Private equity firms need to reframe the questions they are asking around proposition and performance of brand and the customer experience.
An increasingly common question investors are asking themselves as part of their due diligence engagements is whether a potential target company’s purpose, positioning and differentiation are a source of future growth and brand equity. In other words, how strong and future-proof is the brand?
Because while venture capital has had a more natural affinity and appreciation with brand strategy and building, private equity has – until recently and with some exceptions – been more sceptical of the relationship to shareholder value.
Seismic shifts of public and private capital into sustainable and impact investing over the past five years have brought a sea change of thinking from an industry that traditionally questioned the quantifiable impact brand can deliver. ESG funds have amassed a staggering $1trn in assets under management, growing some 40% in the two years.
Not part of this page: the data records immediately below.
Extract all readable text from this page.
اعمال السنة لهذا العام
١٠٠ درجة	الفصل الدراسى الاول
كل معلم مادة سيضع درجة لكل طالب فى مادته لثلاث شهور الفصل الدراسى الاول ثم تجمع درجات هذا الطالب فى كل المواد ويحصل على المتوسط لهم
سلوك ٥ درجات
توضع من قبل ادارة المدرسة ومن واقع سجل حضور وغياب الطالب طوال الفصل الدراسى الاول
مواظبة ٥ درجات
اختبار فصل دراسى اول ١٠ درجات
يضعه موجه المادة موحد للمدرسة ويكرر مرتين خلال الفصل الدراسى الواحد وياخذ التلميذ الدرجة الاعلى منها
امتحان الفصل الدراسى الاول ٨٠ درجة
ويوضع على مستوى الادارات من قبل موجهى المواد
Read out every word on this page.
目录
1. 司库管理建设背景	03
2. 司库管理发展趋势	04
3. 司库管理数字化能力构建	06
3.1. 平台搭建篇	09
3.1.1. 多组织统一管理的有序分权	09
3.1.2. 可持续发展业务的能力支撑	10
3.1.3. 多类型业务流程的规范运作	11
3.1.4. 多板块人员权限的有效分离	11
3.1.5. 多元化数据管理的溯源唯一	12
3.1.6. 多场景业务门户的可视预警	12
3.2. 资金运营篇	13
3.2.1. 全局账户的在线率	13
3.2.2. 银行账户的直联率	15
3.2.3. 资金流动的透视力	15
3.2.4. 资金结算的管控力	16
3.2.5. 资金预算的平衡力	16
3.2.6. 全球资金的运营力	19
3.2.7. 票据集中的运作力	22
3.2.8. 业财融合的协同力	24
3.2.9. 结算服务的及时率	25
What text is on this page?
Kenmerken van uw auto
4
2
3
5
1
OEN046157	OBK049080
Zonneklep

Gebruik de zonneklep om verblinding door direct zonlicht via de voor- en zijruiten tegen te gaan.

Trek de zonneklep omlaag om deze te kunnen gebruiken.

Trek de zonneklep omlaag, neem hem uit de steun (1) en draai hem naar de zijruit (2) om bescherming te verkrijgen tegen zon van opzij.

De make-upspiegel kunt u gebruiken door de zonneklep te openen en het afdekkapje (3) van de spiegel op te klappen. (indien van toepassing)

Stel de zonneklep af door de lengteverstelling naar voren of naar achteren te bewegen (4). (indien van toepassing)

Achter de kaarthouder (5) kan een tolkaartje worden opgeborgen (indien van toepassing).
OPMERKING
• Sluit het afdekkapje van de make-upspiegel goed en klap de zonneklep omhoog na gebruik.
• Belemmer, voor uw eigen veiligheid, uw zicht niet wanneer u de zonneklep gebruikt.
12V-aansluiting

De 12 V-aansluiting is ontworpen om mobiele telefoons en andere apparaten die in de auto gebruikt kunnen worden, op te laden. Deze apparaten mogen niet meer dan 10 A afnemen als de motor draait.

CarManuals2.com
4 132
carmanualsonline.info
ESG funds have amassed a staggering $1trn in assets under management, growing some 40% in the two years.
As investors have become more conscientious of their assets social and environmental legacies, many portfolio strategies necessitate diversification to acquiesce mainstream investors. Key to this shift is the self-reflection and repurposing of why the business exists; the ultimate premise beyond satisfying market demand and generating returns for shareholders.
Over the last 5 years companies across the spectrum of public and private markets have to varying levels of originality and success, attempted to reposition themselves in the pursuit of a brand narrative more appealing to financial, human (capital) and consumer markets. Indeed, private equity firms are starting to recognise the importance of interrogating the strength of a brand and the customer proposition and experience, and the questions typically posed during the due diligence process are threefold.
- What are the metrics associated with brand, and what should I be measuring?
- What is the economic impact of investing in brand strategy, building and customer experience ?
- Is the marketing operating model, the team, and the marketing strategy fit for the future?
These questions represent a logical starting point. But if investors wish to accurately measure a brand’s vitals, then a different perspective is required.
Infusing dimensions of ‘brand’ strategy and performance into the conventional marketing due diligence processes
Investors have given greater credence to the myriad performance metrics delivered through the marketing due diligence process. And whilst marketing metrics are certainly an output of brand performance and offer valuable insight as to the efficiency of a marketing operation and media mix, to really understand the strength and longevity of brand, private equity firms need to reframe the questions they are asking.
Future investment decisions will be underpinned by validating how efficiently a business can build awareness at scale, effectively handhold customers through the conversion funnel, and steward relationships through repeat purchase/loyalty and advocacy cycles.
As the scramble to evolve and some cases reimagine brand strategies and operating models accelerates, investors should start challenging their portfolio companies and seek clarity from due diligence processes on several key points.
- Is there evidence that brand strategy, operating model, and business strategy are fully aligned? In other words, does the brand act as a growth catalyst because customers value what the brand stands for, how it behaves and what it delivers?
- Does the business offer differentiated customer experiences and solutions that drive brand salience (top of mind) and resonance (the emotional bond) between the brand and its customers?
- How acutely would the marketing and sales funnel contract if investment into marketing and brand building were paused? In other words, what is the balance between push and pull marketing investment and returns?
Google’s Privacy Sandbox will ruffle marketers’ feathers, for the better we believe
Google’s plan to phase out third-party cookies by 2024 has many performance marketers sweating over how they’ll deliver the marketing contributions and returns of the past. Conversely, brand strategists are somewhat more optimistic about the post-2024 era. Why? Because it puts the onus on the real brand-building disciplines: creativity, great content, superior customer experience and more relevant positioning.
We are already seeing the ratcheting up of pressure on the marketing functions in many organisations. As decisionmakers and investors demand a pathway to systematically capturing more first-party customer data, businesses that understand the consequences of Google’s announcement have already started preparing.
A key priority is to challenge themselves as to whether their brand proposition and customer experience offers sufficient utilitarian value to persuade the customer into a consent-based relationship with the brand. The value exchange between customer and brand continue to evolve from ostensibly transaction-based relationships to more nuanced and personalised connections.
In a trading environment where data privacy conditions will likely become more restrictive, the long-term winners will be those that see opportunities to rethink and evolve propositional experiences that deliver genuine utility to customers across to stakeholders in the broader brand community.